[vol. 1] 40. Sahabat Lama

Kamu tidak akan bisa berbuat apa-apa. Karena pada akhirnya, mereka memang datang hanya untuk pergi.

***

"Makasih, ya, Ren. Berkat kamu, akhirnya aku bisa dapat kerja yang nggak terlalu jauh dari rumah. Gajinya juga lumayan buat nambahin kebutuhan sehari-hari keluargaku. Ngandelin gaji Mas Angga aja kadang nggak cukup. Apalagi bayaran sekolah Sakura sekarang naik."

Wanita itu mengulum senyum, lalu tertawa. "Santai aja, lagi. Ini juga mungkin karena kedai ini, tuh, langganan aku udah lama. Jadi pas kemarin kebetulan lagi ada lowongan, langsung aja aku kabari kamu. Bantuan aku itu nggak seberapa dibanding bantuan kamu selama ini."

"Oya? Memang aku bantu apa? Malah agaknya aku nyusahin kamu terus, Ren," tutur Yuli.

Rena, sahabat karib Yuli sejak SMP, meraih tangan Yuli. "Kamu lupa, dulu waktu jaman sekolah aku nggak bisa bayaran, kamu bantuin aku untuk bayarkan pakai tabungan kamu dulu?"

"Astaga, Rena. Itu kan cuma satu kali. Lagi pula uangnya kamu ganti."

"Tapi, Yul, kalau aja waktu itu kamu nggak bantu aku dengan meminjamkan tabunganmu, nggak tau, deh, gimana nasib aku dicecar sama Bu Wilda. Si Kepala Keuangan di sekolah kita dulu. Yang kalau nagih bayaran, uang buku, atau apapun, udah kayak rentenir gila." Rena tertawa, membuat Yuli pun ikut tertawa mendengar ceritanya dan mengingat masa sekolah mereka.

"Tetap aja, dibanding kebaikanku, selama kita bersahabat kebaikanmu yang lebih banyak. Jadi sekarang sebagai imbalannya, aku traktir kamu makan roti boleh pesan semua varian. Jangan ditolak, ya!"

Untuk menghargai niat baik Yuli, akhirnya Rena mengangguk mengiyakan.
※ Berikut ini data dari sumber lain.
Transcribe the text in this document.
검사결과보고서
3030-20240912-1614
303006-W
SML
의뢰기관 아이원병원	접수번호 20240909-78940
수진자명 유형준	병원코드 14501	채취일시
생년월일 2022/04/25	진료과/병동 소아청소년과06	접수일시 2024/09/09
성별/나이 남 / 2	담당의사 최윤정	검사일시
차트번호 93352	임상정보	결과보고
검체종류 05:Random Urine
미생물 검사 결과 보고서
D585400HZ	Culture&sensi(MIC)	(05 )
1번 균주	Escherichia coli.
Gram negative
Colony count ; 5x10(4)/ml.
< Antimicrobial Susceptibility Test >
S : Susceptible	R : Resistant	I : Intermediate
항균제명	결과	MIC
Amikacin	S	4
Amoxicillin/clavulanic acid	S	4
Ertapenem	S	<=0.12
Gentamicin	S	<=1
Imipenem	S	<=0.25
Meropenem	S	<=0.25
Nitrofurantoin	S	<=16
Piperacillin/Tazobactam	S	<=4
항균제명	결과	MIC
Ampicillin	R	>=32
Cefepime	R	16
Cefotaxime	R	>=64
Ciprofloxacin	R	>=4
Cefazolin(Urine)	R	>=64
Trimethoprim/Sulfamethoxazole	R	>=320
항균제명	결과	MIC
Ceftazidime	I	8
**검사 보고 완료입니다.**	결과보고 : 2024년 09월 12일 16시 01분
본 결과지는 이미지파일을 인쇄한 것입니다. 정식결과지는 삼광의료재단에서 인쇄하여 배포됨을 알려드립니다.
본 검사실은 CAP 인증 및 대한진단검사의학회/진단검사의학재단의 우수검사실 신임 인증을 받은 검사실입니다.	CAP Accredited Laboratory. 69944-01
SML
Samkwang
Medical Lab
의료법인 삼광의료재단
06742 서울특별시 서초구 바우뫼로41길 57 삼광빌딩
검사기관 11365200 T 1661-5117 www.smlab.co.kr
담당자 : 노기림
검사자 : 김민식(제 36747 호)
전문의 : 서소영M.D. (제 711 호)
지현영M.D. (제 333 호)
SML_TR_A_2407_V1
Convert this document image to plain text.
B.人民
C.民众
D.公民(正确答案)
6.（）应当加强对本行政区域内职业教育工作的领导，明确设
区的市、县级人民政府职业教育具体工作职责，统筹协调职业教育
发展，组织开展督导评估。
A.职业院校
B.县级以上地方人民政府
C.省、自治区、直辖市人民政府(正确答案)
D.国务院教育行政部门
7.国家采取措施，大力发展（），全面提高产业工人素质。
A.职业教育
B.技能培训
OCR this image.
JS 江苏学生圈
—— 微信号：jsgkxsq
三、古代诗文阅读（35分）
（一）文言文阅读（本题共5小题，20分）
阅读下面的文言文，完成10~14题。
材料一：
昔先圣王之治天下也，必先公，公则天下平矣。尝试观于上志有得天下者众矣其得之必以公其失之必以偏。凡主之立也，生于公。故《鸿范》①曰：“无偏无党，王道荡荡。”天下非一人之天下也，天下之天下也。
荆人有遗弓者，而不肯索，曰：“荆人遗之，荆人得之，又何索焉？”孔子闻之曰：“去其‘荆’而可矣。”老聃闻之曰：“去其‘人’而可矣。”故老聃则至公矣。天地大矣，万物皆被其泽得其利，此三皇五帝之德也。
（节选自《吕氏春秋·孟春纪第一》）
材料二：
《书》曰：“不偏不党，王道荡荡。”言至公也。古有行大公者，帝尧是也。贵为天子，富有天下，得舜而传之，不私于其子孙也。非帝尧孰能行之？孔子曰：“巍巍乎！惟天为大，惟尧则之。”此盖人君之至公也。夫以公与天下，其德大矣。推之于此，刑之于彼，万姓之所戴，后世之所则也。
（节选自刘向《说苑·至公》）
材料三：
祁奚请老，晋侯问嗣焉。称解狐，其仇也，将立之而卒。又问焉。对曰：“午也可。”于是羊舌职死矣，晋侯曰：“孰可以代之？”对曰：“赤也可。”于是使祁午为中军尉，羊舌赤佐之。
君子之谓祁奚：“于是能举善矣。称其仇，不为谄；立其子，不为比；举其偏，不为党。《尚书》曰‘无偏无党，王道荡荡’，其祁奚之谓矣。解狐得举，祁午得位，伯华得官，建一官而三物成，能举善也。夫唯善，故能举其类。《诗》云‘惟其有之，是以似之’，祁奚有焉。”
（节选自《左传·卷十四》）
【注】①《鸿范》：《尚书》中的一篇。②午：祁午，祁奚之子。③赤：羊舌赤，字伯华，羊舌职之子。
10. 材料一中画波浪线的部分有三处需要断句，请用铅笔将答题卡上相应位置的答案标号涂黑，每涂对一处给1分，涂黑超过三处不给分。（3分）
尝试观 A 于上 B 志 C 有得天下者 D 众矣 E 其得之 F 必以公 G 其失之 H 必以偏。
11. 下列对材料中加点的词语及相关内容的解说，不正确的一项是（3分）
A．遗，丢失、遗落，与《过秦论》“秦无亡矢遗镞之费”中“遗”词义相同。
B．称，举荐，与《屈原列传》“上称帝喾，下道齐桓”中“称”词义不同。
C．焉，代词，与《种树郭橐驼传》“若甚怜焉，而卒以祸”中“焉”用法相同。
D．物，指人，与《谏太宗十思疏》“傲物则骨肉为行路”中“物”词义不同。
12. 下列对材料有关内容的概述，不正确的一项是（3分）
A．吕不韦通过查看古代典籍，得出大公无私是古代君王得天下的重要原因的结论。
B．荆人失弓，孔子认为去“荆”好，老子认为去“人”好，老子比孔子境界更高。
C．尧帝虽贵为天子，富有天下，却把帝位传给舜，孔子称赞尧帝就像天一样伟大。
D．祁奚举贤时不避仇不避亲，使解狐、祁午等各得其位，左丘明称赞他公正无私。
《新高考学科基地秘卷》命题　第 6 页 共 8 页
"Kamu duduk di sini, terus kasih tahu aku mau pesan apa," tukas Yuli yang sudah siap dengan note dan bolpoinnya. "Ingat, ya, di hari pertama aku kerja ini, kamu pelanggan pertama aku. Jadi jangan sungkan!"

"Aku pesan donat cokelat keju, tanpa topping dan moccachino hangat." Berhubung Rena sering mampir ke kedai roti itu, maka ia memesan tanpa perlu membuka buku menu lagi.

"Ada lagi?"

"..."

Ketika Yuli mengangkat kepalanya, tiba-tiba saja seseorang yang ia ajak bicara barusan menghilang. "Rena?" Yuli mengedarkan pandangannya ke segala penjuru kedai. Namun ia tak berhasil menemukan sahabatnya itu. "Rena?" Yuli panik. Memanggil dengan meninggikan bunyi suaranya.

"Rena!" Yuli menjerit dan langsung membuka mata, mendapati dirinya di atas ranjang dengan air mata yang mengaliri pipinya.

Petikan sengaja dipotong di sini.